Von Tandur nach Haidarabad, 24. Jänner 1893

Der Tag der Vermählung meiner Schwester! Mit den Gefühlen der innigsten Liebe dachte ich ihrer, die heute den entscheidendsten Schritt im Leben, jenen aus dem elterlichen Haus in ein neues Heim, in eine neue Heimat tut. Möge dieser Schritt sie auch einem neuen, reinen, ungetrübten Glück entgegenführen! Der Himmel segne und geleite sie! Die rauschenden und blendenden Festlichkeiten in Haidarabad vermochten meine Gedanken nicht zu hindern, vom Hof des Nisams weg in die Heimat zu fliegen, um so mit den Meinen im Geist vereint zu sein, wenn in der letzten Umarmung der Eltern und der Geschwister die Bande der Liebe zu der Tochter und Schwester sich aufs neue und fester verknüpfen.

Gleichsam als wollte ich mein Verweilen in der Fremde gerade an diesem Tag vor mir selbst rechtfertigen, wiederholte ich mir alle die Gründe, welche es unmöglich gemacht hatten, die Reise erst nach dem Vermählungstage anzutreten. Ich freute mich heute schon, — so Gott will — meine Schwester als die erste all der Meinen auf dem Heimweg in Stuttgart wiederzusehen.

Infolge der gestrigen Dispositionen waren wir um halb 6 Uhr morgens zum Aufbruch vom Jagdlager gestellt; dessenungeachtet dauerte es eine volle Stunde, bevor sich unsere mit 13 Personen vollgefüllte Coach in Bewegung setzte. Die braven Artilleristen fuhren über jeden in der Gegend wahrnehmbaren Stein, so dass knapp vor Tandur eine Feder am Wagen brach und der Rest der Fahrt im Schritt zurückgelegt werden musste. Der Vicar ul-Umra, ein Mann, der mein Herz dadurch gewonnen hatte, dass er uns versicherte, wir Österreicher seien sehr gemütliche Leute, die gut zu jagen und zu reiten verständen und ihm daher sehr gut gefielen, war vorausgeritten und wartete bereits auf dem Bahnhof in Tandur, von wo aus uns der Extrazug nach Haidarabad brachte.

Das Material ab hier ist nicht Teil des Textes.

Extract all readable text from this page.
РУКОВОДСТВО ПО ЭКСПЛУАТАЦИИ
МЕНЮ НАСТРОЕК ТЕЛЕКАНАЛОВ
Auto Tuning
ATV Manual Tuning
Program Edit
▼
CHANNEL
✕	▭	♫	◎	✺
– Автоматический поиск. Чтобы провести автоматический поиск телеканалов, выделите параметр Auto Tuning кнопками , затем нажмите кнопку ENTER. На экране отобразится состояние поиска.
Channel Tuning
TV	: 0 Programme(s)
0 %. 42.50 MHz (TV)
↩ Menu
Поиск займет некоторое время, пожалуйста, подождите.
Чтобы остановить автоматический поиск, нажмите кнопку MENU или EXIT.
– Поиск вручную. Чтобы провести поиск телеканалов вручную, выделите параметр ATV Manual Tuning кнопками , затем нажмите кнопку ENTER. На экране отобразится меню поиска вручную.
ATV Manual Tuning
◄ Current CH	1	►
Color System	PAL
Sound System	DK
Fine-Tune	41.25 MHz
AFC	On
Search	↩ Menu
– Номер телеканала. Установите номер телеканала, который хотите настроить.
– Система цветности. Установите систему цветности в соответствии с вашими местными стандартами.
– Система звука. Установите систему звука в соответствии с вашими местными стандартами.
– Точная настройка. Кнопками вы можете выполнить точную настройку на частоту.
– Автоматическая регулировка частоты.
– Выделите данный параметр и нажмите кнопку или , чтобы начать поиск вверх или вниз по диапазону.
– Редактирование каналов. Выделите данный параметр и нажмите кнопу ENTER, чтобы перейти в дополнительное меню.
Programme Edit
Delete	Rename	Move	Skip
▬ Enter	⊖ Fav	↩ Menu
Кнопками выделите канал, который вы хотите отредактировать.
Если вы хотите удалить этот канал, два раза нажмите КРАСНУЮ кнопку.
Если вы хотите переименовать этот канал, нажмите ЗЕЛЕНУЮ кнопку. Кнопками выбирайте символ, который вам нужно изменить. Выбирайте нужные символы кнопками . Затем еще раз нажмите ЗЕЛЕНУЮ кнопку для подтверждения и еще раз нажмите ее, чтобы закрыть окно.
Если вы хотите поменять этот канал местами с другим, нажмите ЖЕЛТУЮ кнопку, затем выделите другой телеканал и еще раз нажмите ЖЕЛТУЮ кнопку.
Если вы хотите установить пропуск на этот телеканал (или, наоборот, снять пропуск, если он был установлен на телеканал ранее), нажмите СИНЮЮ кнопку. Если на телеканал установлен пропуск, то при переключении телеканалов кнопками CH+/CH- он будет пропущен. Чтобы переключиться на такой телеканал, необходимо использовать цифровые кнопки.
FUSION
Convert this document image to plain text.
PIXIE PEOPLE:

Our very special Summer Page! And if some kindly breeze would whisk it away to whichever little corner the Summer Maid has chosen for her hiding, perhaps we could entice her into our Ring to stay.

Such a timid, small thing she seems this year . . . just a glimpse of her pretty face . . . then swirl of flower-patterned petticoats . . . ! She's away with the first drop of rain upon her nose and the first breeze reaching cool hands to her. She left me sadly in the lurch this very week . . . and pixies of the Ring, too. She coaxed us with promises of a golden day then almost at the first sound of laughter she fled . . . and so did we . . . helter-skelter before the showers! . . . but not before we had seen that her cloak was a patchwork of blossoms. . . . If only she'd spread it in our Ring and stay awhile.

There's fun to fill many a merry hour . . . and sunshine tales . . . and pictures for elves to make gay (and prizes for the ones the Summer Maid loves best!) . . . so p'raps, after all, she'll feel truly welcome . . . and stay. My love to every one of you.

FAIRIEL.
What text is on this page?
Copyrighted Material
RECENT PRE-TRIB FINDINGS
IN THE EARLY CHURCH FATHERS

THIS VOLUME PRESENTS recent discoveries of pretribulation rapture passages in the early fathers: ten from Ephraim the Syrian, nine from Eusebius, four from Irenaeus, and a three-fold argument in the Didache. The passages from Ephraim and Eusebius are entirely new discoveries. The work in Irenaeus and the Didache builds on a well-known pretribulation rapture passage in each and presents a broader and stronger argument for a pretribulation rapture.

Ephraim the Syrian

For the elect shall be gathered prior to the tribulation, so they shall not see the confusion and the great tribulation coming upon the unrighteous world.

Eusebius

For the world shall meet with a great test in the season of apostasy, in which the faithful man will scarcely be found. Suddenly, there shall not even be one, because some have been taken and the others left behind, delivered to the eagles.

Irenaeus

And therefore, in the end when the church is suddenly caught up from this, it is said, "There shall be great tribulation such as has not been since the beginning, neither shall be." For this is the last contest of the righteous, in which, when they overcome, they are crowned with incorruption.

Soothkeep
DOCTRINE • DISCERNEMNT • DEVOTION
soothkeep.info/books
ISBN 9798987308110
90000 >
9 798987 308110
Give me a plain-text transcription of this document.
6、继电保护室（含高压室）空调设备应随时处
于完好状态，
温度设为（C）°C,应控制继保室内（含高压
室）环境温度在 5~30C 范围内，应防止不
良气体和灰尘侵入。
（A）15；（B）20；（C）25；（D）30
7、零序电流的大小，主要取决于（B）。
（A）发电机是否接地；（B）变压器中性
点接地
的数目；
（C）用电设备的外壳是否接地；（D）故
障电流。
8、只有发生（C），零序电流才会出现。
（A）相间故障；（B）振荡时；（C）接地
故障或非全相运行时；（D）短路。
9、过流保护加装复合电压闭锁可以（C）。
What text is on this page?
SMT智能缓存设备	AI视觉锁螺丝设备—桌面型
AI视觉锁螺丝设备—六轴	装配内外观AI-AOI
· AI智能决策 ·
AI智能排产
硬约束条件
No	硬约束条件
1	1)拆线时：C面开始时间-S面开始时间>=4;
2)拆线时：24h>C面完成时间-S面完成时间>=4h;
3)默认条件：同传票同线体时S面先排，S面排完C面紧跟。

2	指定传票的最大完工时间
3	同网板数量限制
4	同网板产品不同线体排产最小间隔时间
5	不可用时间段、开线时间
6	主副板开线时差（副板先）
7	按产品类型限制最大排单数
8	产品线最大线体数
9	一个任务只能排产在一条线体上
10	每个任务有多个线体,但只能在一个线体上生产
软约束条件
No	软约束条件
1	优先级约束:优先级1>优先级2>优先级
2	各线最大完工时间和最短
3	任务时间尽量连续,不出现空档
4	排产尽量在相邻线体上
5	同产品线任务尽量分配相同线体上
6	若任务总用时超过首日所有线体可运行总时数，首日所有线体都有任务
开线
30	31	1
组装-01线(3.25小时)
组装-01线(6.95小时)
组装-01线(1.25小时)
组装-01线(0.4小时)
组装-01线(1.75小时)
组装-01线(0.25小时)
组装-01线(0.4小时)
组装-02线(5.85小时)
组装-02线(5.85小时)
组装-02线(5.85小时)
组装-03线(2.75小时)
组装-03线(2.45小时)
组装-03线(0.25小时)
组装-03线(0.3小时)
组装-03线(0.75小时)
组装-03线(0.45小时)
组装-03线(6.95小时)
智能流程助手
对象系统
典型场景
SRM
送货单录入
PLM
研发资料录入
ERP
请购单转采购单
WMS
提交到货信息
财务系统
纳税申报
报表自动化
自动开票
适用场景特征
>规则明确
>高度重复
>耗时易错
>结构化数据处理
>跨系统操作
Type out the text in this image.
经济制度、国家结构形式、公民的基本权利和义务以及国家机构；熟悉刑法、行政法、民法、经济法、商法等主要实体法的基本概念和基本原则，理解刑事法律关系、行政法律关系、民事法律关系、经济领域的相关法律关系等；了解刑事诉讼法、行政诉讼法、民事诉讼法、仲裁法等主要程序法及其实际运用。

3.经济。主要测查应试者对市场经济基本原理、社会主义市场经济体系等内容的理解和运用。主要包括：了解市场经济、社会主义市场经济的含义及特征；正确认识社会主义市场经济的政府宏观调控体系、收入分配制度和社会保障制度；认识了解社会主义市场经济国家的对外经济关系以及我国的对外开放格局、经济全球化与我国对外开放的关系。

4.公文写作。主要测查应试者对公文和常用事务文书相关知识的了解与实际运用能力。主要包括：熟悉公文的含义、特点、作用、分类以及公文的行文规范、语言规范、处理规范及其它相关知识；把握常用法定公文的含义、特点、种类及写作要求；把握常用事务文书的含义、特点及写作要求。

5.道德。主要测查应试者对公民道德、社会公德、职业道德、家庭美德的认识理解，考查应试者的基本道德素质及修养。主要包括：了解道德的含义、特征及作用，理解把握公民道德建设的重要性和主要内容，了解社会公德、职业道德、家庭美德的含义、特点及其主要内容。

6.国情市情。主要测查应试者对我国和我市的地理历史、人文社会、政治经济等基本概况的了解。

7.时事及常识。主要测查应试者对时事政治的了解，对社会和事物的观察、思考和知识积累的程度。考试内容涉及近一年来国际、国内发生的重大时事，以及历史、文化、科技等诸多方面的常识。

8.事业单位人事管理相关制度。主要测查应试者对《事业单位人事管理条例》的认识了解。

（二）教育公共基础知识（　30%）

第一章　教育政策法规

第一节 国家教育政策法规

Höchst eigentümlich gestaltet sind die Felspartien und die Steinhügel, welche vor der Einfahrt nach Haidarabad sichtbar werden. Dieselben bestehen aus großen, runden Granitblöcken, welche regellos geschichtet und häufig zu dreien und vieren aufeinandergetürmt sind. Oft ist es kaum begreiflich, wie die ganz schief übereinandergestellten und scheinbar hängenden Kolosse sich in solcher Lage im Gleichgewichte erhalten können. Bei der Einfahrt nach Haidarabad fällt der Blick zunächst auf einen blau schimmernden Teich, welcher die ganze Stadt mit Wasser versorgt, während weiterhin zwischen Bäumen versteckte Paläste und Moscheen hervorlugen.

Auf dem Perron des Bahnhofes von Haidarabad standen, umgeben von goldstrotzenden Würdenträgern und Adjutanten, der Nisam und der englische Resident, Mr. Trevor C. Plowden. Der Nisam, seiner Macht und seinem Range nach noch immer der erste unter den Vasallenfürsten Indiens, steht, wie schon die zahlreiche britische Besatzung in dem vor den Toren Haidarabads angelegten, befestigten Lager von Sikandarabad (Secunderabad) beweist, tatsächlich unter britischem Protektorat, welches jede selbständige, gegen England gerichtete Regung im Zaum zu halten weiß. Der Beherrscher Haidarabads führt den Titel Nisam ul-Mulk (Ordner des Staates), welchen Aurengzeb, der Großmogul von Dehli (1658 bis 1707), einem der Vorgänger des Nisams verliehen hat. Die Familie des Nisams ist arabischen Ursprungs. Der Nisam und die Großen des Reiches bekennen sich zur mohammedanischen Religion, während der größte Teil der Landbevölkerung aus Hindus besteht. Der Nisam ist 28 Jahre alt, von kleiner und hagerer Gestalt, trägt schwarzen, spärlichen Vollbart und lange, zur Schulter reichende Haare; sein Teint ist gelblich, die kleinen Augen blicken klug.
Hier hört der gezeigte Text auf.